Fig 1. Schematic representation of the activation of the stress response in skeletal muscle
Considerable data has been presented concerning the possibility that oxidative processes play important roles in the pathogenesis of many common disorders such as coronary heart disease and some cancers, in addition to a fundamental role in the ageing process.
Several theories of ageing have been proposed, but new techniques including molecular genetics and intervention studies in model organisms strongly support a role for reactive oxygen species and the stress response in modulation of the ageing process.
The Free Radical Theory of Ageing was first described by Harman (1956), and there now is considerable evidence that an accumulation of oxidative damage to lipids, proteins and DNA occurs in tissues of aged mammals, including skeletal muscle.
Recent transgenic and pharmacological interventions, which reduce oxidant damage to cells in model systems, appear to confirm the importance of this mechanism.
Transgenic approaches with genes such as superoxide dismutase and catalase involved in detoxifying superoxide and hydrogen peroxide in the mitochondria and cytosol and pharmacological approaches using mimetics of these antioxidant enzymes have shown that the endogenous production of ROS by normal physiological processes is a major limit to lifespan.

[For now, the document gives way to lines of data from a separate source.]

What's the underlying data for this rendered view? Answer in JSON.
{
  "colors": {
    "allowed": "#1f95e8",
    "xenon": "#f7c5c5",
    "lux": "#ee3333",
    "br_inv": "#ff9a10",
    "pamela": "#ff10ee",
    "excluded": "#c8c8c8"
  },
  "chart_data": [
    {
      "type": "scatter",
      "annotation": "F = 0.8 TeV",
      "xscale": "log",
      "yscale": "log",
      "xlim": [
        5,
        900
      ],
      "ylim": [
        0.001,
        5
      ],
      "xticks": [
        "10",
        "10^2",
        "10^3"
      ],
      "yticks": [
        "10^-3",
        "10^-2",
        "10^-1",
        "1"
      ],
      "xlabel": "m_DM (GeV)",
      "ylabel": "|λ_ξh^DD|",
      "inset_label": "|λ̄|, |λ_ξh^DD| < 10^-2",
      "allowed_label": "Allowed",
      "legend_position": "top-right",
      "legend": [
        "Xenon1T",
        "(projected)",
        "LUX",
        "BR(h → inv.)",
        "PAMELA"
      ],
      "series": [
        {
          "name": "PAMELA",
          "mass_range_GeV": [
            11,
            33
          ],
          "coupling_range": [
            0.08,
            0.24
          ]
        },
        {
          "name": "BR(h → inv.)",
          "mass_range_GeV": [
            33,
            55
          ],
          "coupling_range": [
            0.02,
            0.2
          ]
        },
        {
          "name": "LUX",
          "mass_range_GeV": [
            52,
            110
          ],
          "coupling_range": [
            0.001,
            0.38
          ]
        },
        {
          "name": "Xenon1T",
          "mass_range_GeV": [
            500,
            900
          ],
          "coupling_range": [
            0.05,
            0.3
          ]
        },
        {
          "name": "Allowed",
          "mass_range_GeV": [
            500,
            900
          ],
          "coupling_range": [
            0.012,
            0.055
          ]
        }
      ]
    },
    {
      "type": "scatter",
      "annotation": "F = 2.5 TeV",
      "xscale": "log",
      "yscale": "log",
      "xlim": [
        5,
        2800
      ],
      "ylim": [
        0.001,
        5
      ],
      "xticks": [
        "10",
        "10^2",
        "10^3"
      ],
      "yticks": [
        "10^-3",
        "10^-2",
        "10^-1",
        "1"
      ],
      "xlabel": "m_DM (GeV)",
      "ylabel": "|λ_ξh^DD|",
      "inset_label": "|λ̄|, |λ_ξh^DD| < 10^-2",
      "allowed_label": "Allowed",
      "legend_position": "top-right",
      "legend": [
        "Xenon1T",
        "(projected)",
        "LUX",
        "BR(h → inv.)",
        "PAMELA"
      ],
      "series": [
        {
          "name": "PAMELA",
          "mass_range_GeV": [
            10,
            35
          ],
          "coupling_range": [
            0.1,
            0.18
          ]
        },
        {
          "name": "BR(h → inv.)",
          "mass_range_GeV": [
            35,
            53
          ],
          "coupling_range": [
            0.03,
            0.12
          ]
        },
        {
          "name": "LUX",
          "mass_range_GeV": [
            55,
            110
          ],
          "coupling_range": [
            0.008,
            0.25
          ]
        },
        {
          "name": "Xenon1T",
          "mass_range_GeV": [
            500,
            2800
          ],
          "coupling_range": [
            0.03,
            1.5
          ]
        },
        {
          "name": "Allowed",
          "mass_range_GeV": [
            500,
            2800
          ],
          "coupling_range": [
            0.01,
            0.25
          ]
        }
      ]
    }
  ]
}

Stress (or heat shock) proteins are an important part of the cellular responses to free radicals and overexpression of specific HSPs protects cells against free radical-mediated pathology.
Lithgow and colleagues have demonstrated that these proteins play an important role in regulation of the ageing process in the model organism, Caenorhabditis elegans.

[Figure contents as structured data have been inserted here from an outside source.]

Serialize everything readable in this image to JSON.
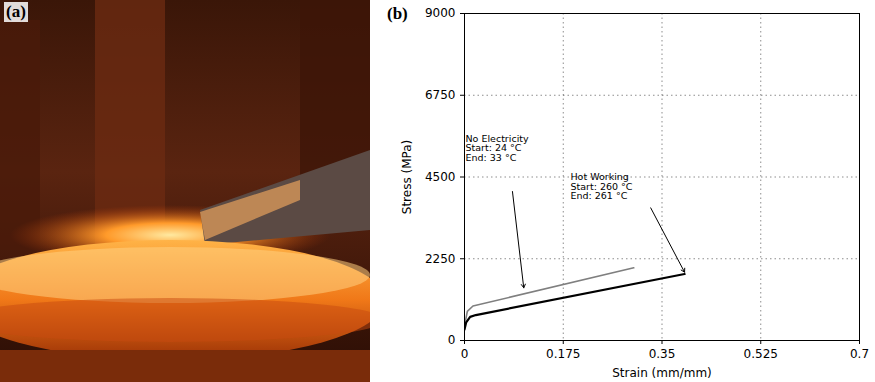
{
  "chart_data": [
    {
      "type": "image",
      "title": "(a)"
    },
    {
      "type": "line",
      "title": "(b)",
      "x_label": "Strain (mm/mm)",
      "y_label": "Stress (MPa)",
      "xlim": [
        0,
        0.7
      ],
      "xticks": [
        0,
        0.175,
        0.35,
        0.525,
        0.7
      ],
      "ylim": [
        0,
        9000
      ],
      "yticks": [
        0,
        2250,
        4500,
        6750,
        9000
      ],
      "grid": true,
      "series": [
        {
          "name": "No Electricity",
          "color": "#7f7f7f",
          "x": [
            0,
            0.005,
            0.015,
            0.3
          ],
          "values": [
            400,
            800,
            950,
            2000
          ],
          "annotation": {
            "lines": [
              "Start: 24 °C",
              "End: 33 °C"
            ],
            "x": 0.0,
            "y": 5650,
            "arrow_from": [
              0.085,
              4100
            ],
            "arrow_to": [
              0.105,
              1450
            ]
          }
        },
        {
          "name": "Hot Working",
          "color": "#000000",
          "x": [
            0,
            0.003,
            0.01,
            0.02,
            0.39
          ],
          "values": [
            300,
            500,
            650,
            700,
            1830
          ],
          "annotation": {
            "lines": [
              "Start: 260 °C",
              "End: 261 °C"
            ],
            "x": 0.186,
            "y": 4600,
            "arrow_from": [
              0.33,
              3650
            ],
            "arrow_to": [
              0.39,
              1880
            ]
          }
        }
      ]
    }
  ]
}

They reported that all naturally occurring mutants that demonstrate increased longevity also showed increased resistance to stress and analysis of these C. elegans mutants indicate that a proportion have an accumulation of HSPs.
These data, therefore, suggest that factors which modify oxidative stress or the response of the cell to oxidative stress may play a major role in modulating the ageing process and hence be important in maintenance of muscle function in skeletal muscle of aged individuals.

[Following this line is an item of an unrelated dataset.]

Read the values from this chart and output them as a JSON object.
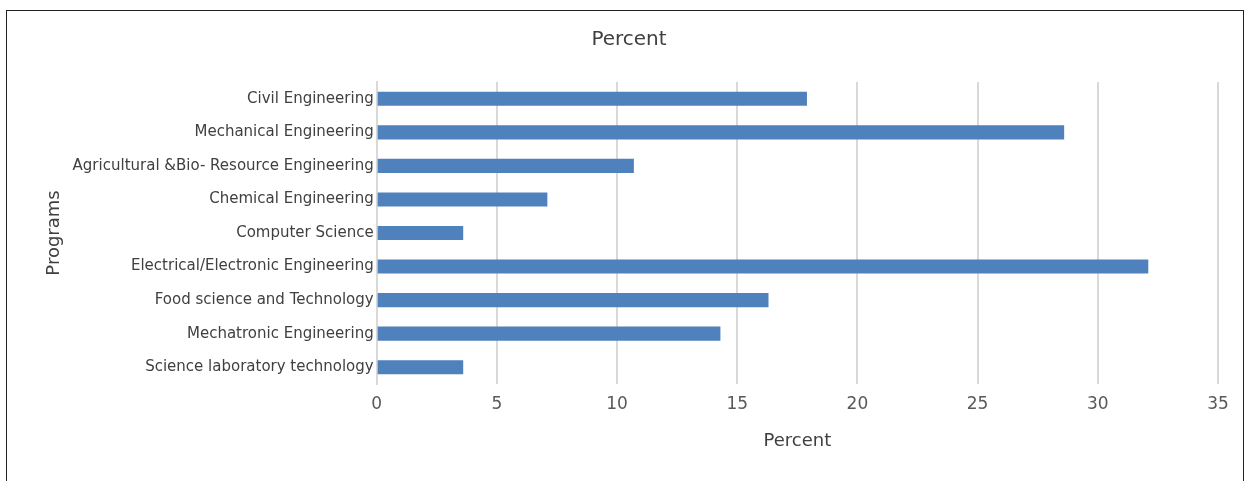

In summary, there is now considerable evidence that an increased production of free radicals plays a major role in activation of adaptive responses in skeletal muscle.
The production of free radicals is modified somewhat in muscle from older individuals and new evidence is emerging to suggest that the ability of muscle from older individuals to respond to stress is blunted.
It may be that the balance between pro-oxidant production and ability to mount a successful adaptive response is crucial in the ability of muscles to recover from damage and the changes in redox state of the muscle cells results in a vicious circle of events which result in development of the functional deficits which occur in our muscles as we age.